Pejalan kaki juga nyaman dengan pedestrian dan jembatan penyeberangan yang sama sekali bebas pedagang liar dan preman. Sementara di Indonesia? Trotoar habis, pejalan kaki harus melipir melalui bahu jalan dan itu cukup membahayakan. Pengendara motor juga kurang memikirkan keselamatan diri dan orang lain, ngebut, terkadang tidak mengenakan helm, bahkan berboncengan tiga orang. Kacau.
Bukan hanya penyediaan infrastruktur dan transportasi massal yang mengutamakan keselamatan dan pemeliharaan lingkungan. Untuk urusan makanan dan jajanan, Singapura jauh lebih manusiawi dari negara kita. Saya tidak menjamin 100% selalu bersih. Hanya saja, kita tidak akan banyak melihat pedagang menjajakan makanan jalanan seperti di depan sekolah, halte, atau terminal pada umumnya di Indonesia. Semua usaha makanan, harus terdaftar dan memenuhi standarisasi kelayakan dan kesehatan. Lumayan mengikis rasa was-was saya saat harus mencari makan siang di foodcourt di pasar-pasar atau yang lazim disebut dengan hawker centre.
Untuk bidang kesehatan, di Singapore instansi penyelenggara layanan kesehatan selalu ada dalam pengawasan kementerian kesehatan. Bahkan, pengobatan tradisional seperti akupuntur dan tabib, juga memerhatikan aturan-aturan dari otoritas terkait.
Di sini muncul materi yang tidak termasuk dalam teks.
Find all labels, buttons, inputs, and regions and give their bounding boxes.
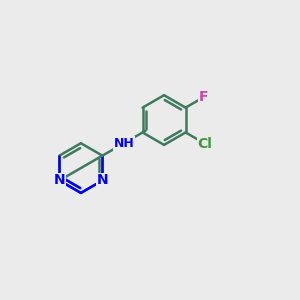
Text: N: N xyxy=(97,173,108,188)
Text: N: N xyxy=(54,173,65,188)
Text: F: F xyxy=(199,90,208,104)
Text: NH: NH xyxy=(113,137,134,150)
Text: Cl: Cl xyxy=(197,136,212,151)
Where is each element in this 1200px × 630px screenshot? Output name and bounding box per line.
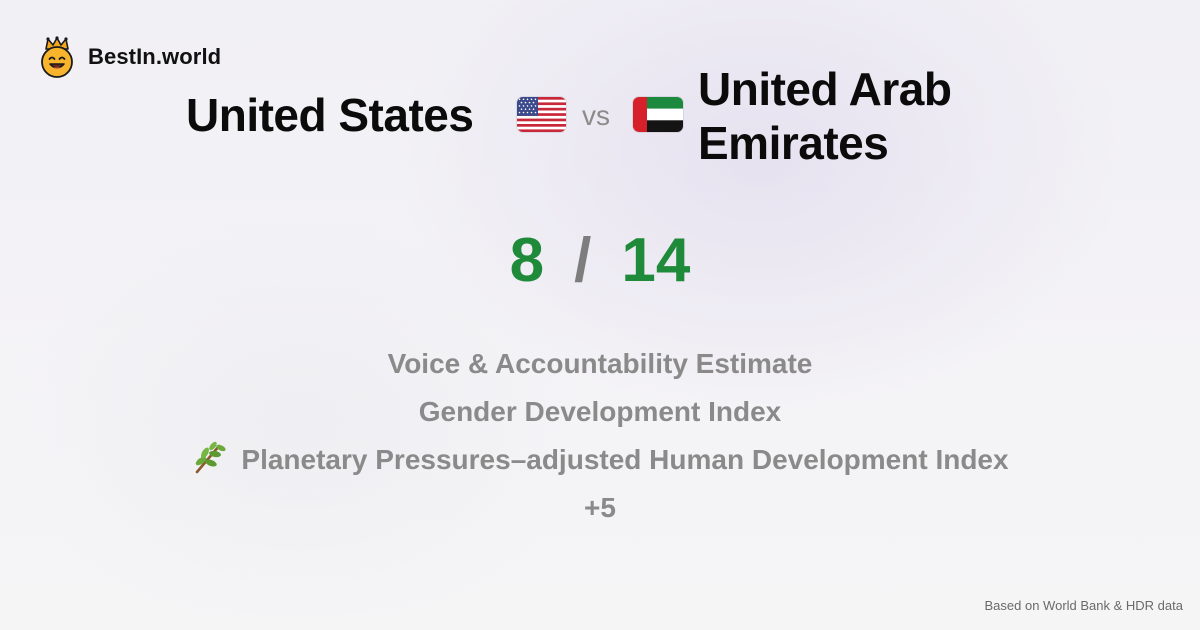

Apotek atau toko obat, juga tidak dapat melayani pembelian obat tanpa resep kecuali obat ringan seperti paracetamol alias acetaminophen. Mungkin, apotek-apotek di Indonesia juga sudah ada yang memulai memperketat penjualan obat-obatan yang berlabel 'under medical prescription only'. Salah obat dan kelebihan dosis bisa-bisa mengancam nyawa konsumen.
Berapa puluh ribu CCTV yang terpasang di seluruh fasilitas umum di Singapura? tidak lagi terhitung. Otoritas keamanan memasang CCTV hampir di setiap sudut gedung dan tempat umum seperti halte bus dan stasiun MRT. Sebuah langkah preventif yang baik untuk memonitor aktivitas masyarakat dan meminimalkan niat untuk melakukan kejahatan. Membuat siapa saja merasa lebih aman dan nyaman, kecuali para kriminal.
Akan terlalu banyak dan menghabiskan waktu berjam-jam untuk menuliskan semua kenyamanan Singapura. Tidak ingin membanding-bandingkan dengan Indonesia, hanya saja sebagai pengunjung saya merasa nyawa saya sangat dihargai di negara itu. Bahkan hal-hal sepele pun dipikirkan untuk membuat saya dan jutaan orang lainnya dipastikan dalam keadaan aman. Â Di Indonesia, saya sebagai warga negara pun belum mengalami perlindungan yang sebegitu lengkapnya. Apalagi para turis asing yang datang berwisata ke Indonesia.
Sekali lagi, tidak ingin membuat perbandingan. Sedih rasanya. Tapi itu adalah fakta dan realita, kondisi sebenarnya yang benar-benar saya alami. Saya selalu iri, dan berharap suatu saat kelak negara kita bisa mencapai kemakmuran yang setingkat itu di mana kita sebagai warga negara dapat merasa nyaman dan aman ketika berjalan di manapun. Mungkin jumlah warga yang sedikit, membuat harga nyawa di Singapura lebih mahal. Namun bukan berarti nyawa orang Indonesia sah untuk tidak dihargai dan dianggap murah.
Memupus kesedihan saya, file-file foto keelokan alam nusantara saya buka kembali. Foto-foto perjalanan saya ke pantai dan goa di kawasan Geopark Gunungsewu pesisir selatan pulau Jawa nan eksotik membuat saya kembali bangga dengan Indonesia. Belum lagi ribuan destinasi domestik lainnya seperti Danau Toba, Belitung, Gunung Merapi dan Bromo, Bali, Lombok, Wakatobi, Bunaken, Raja Ampat, membuat Indonesia menjadi permata khatulistiwa. Singapura, tak akan sanggup membuat tiruannya.